Doctoral student Ken Arai and Professor Masahiko Inami from the University of Tokyo, in collaboration with researchers from Keio University and Toyohashi University of Technology, have developed supernumerary robotic arms that work in conjunction with user’s foot movements in a virtual reality (VR) environment, and have shown that users consider the supernumerary robotic arms as a part of their own body (embodiment).
In order to extend bodily functions using robotic third and fourth arms, it is important that the arms can be embodied and easily manipulated like the user’s own body parts.
The research group performed experiments to capture the perceptual changes that could occur when the arms were embodied after using and learning about the supernumerary robotic arms.
The bodily phenomenon of visual-haptic interaction with the supernumerary robotic arms and the sensation that the number of one’s arm has increased (supernumerary-limb sensation) have been revealed for the first time in the world.
This research has been published in Scientific Reports.
Humans do many things in our daily lives by skillfully manipulating their own bodies. Then, they use tools to do things that are difficult to do with their bodies alone.

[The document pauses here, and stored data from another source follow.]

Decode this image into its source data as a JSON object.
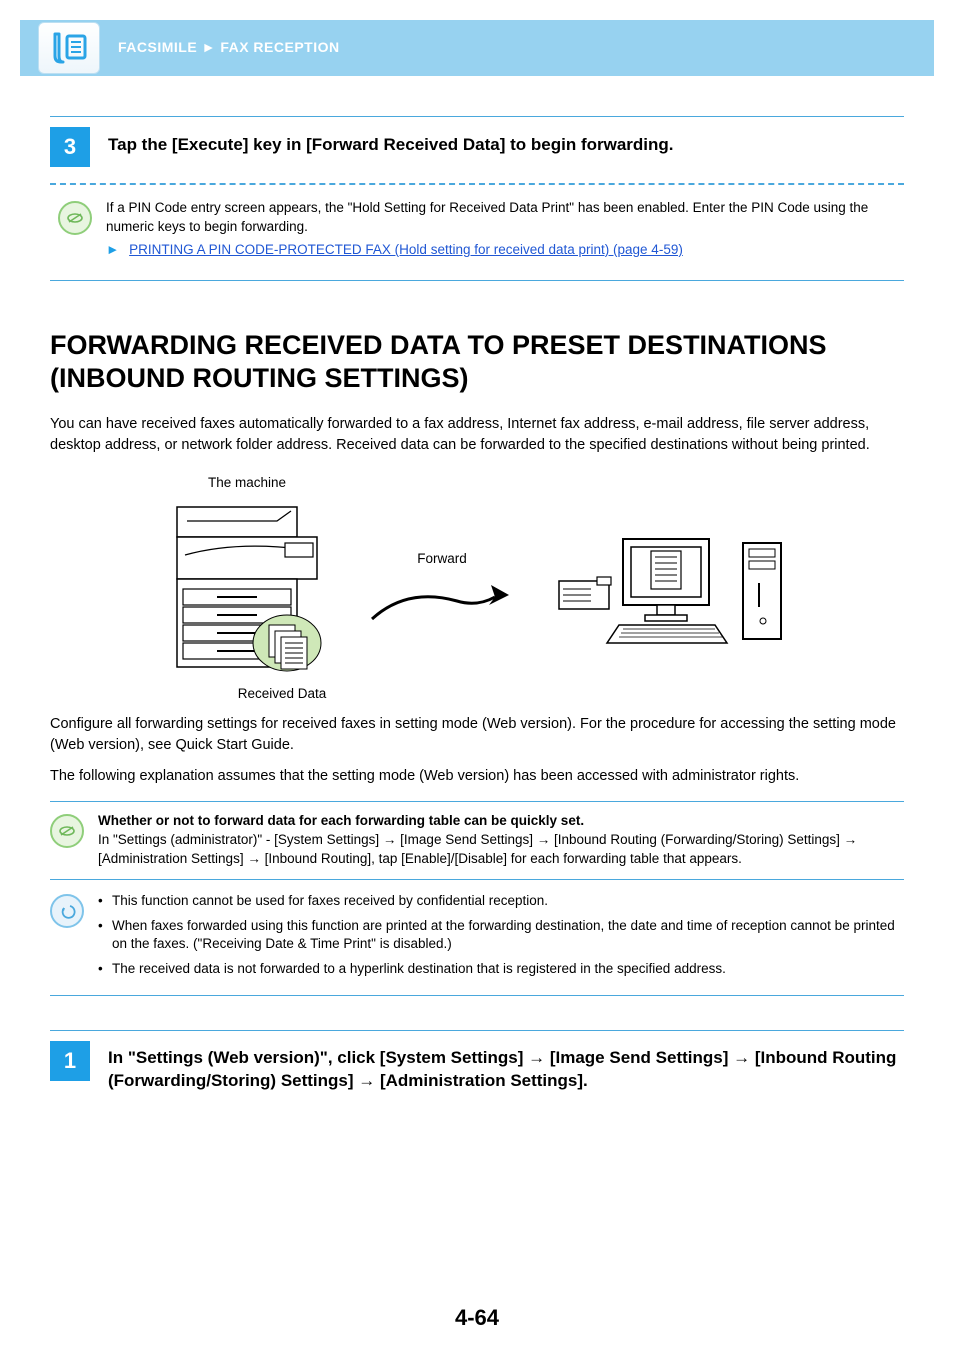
{
  "header": {
    "breadcrumb_a": "FACSIMILE",
    "breadcrumb_sep": "►",
    "breadcrumb_b": "FAX RECEPTION"
  },
  "step3": {
    "number": "3",
    "title": "Tap the [Execute] key in [Forward Received Data] to begin forwarding.",
    "note": "If a PIN Code entry screen appears, the \"Hold Setting for Received Data Print\" has been enabled. Enter the PIN Code using the numeric keys to begin forwarding.",
    "link_arrow": "►",
    "link_text": "PRINTING A PIN CODE-PROTECTED FAX (Hold setting for received data print) (page 4-59)"
  },
  "section": {
    "title": "FORWARDING RECEIVED DATA TO PRESET DESTINATIONS (INBOUND ROUTING SETTINGS)",
    "intro": "You can have received faxes automatically forwarded to a fax address, Internet fax address, e-mail address, file server address, desktop address, or network folder address. Received data can be forwarded to the specified destinations without being printed.",
    "diagram": {
      "machine_label": "The machine",
      "forward_label": "Forward",
      "received_label": "Received Data"
    },
    "para2": "Configure all forwarding settings for received faxes in setting mode (Web version). For the procedure for accessing the setting mode (Web version), see Quick Start Guide.",
    "para3": "The following explanation assumes that the setting mode (Web version) has been accessed with administrator rights."
  },
  "greenbox": {
    "bold": "Whether or not to forward data for each forwarding table can be quickly set.",
    "body": "In \"Settings (administrator)\" - [System Settings] → [Image Send Settings] → [Inbound Routing (Forwarding/Storing) Settings] → [Administration Settings] → [Inbound Routing], tap [Enable]/[Disable] for each forwarding table that appears."
  },
  "bluebox": {
    "items": [
      "This function cannot be used for faxes received by confidential reception.",
      "When faxes forwarded using this function are printed at the forwarding destination, the date and time of reception cannot be printed on the faxes. (\"Receiving Date & Time Print\" is disabled.)",
      "The received data is not forwarded to a hyperlink destination that is registered in the specified address."
    ]
  },
  "step1": {
    "number": "1",
    "title": "In \"Settings (Web version)\", click [System Settings] → [Image Send Settings] → [Inbound Routing (Forwarding/Storing) Settings] → [Administration Settings]."
  },
  "page_number": "4-64"
}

For example, humans can use scissors to neatly cut paper into desired shapes and use a rake to pick up distant objects.
Can humans add an extra limb to their own bodies, such as a third arm or sixth finger? The goal of supernumerary robotic arms is to extend the body’s functions by adding extra limbs using appropriate human-computer interaction systems. It is expected that the supernumerary robotic arms will move as intended naturally, just like the user’s own arms and legs. However, whether the robotic system can be perceived as part of the user’s own body has not been sufficiently investigated.

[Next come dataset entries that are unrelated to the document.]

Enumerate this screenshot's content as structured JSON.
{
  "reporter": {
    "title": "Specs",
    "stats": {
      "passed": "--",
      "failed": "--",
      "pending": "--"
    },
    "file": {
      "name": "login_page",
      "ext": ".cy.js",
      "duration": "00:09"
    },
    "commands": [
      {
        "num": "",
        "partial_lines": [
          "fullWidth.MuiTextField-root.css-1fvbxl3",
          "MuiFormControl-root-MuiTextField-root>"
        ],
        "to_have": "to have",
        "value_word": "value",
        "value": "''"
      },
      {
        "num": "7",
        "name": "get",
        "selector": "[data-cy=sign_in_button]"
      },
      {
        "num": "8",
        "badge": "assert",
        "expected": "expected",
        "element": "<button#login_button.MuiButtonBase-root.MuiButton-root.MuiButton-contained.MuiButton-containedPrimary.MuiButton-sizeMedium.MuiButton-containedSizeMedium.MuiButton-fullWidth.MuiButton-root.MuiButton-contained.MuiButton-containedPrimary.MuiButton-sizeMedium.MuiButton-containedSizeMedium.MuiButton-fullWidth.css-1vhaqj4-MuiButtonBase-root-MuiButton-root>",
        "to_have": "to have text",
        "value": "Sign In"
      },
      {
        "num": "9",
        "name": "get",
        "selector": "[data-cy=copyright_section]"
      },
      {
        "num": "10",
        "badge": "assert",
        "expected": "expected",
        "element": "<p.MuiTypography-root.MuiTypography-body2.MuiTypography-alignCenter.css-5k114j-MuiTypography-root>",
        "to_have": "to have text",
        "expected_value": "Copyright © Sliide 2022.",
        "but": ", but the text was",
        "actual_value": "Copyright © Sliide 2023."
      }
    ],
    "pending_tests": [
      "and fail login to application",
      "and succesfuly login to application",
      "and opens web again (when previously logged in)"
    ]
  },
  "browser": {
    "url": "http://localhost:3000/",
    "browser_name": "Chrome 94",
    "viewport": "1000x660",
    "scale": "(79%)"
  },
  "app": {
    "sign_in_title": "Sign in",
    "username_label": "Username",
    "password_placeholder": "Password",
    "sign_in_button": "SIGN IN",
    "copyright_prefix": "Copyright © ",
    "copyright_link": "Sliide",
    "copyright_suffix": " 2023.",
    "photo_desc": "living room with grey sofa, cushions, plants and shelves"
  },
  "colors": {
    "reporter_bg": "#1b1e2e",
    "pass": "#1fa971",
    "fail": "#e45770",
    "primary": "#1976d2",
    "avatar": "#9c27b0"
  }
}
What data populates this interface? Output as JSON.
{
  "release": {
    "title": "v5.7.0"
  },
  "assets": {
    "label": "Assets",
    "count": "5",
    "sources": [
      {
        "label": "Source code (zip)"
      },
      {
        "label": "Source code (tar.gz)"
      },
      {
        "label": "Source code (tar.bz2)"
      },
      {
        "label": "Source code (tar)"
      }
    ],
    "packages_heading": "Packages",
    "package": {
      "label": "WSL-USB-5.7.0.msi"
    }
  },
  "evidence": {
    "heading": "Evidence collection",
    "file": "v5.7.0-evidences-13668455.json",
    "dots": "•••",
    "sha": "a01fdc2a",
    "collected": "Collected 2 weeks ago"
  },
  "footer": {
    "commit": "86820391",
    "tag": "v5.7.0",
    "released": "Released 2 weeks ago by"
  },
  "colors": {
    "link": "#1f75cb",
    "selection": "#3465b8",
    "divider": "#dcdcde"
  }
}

It has been shown that humans can embody artificial objects other than their own bodies or can feel a sense of body ownership and agency with the objects. Therefore, the researchers aimed to clarify whether the third and fourth robotic arms could become embodied after using them.
The researchers investigated whether the use of the supernumerary robotic arms in VR enables the user to perceive the arms as part of his or her own body and whether perceptual changes occur in the proximal space around the robotic arms.
The results of the experiment showed that after learning to use the supernumerary robotic system, subjective evaluation scores indicated the supernumerary robotic arms were embodied, and the perceptual change in visual-haptic integration around the supernumerary arm (peripersonal space) correlated with the subjective evaluation score that felt the number of arms increased (supernumerary-limb sensation).
These results suggest that the augmentation of the body’s functions by adding extra body parts has generated the sensation that the user has acquired new body parts that are different from his or her innate body parts.
These findings also contribute to the creation of a method for the evaluation of supernumerary robotic systems from the perspective of embodiment. Moreover, the embodiment of supernumerary robotic limbs may expand and refine embodiment research in cognitive sciences.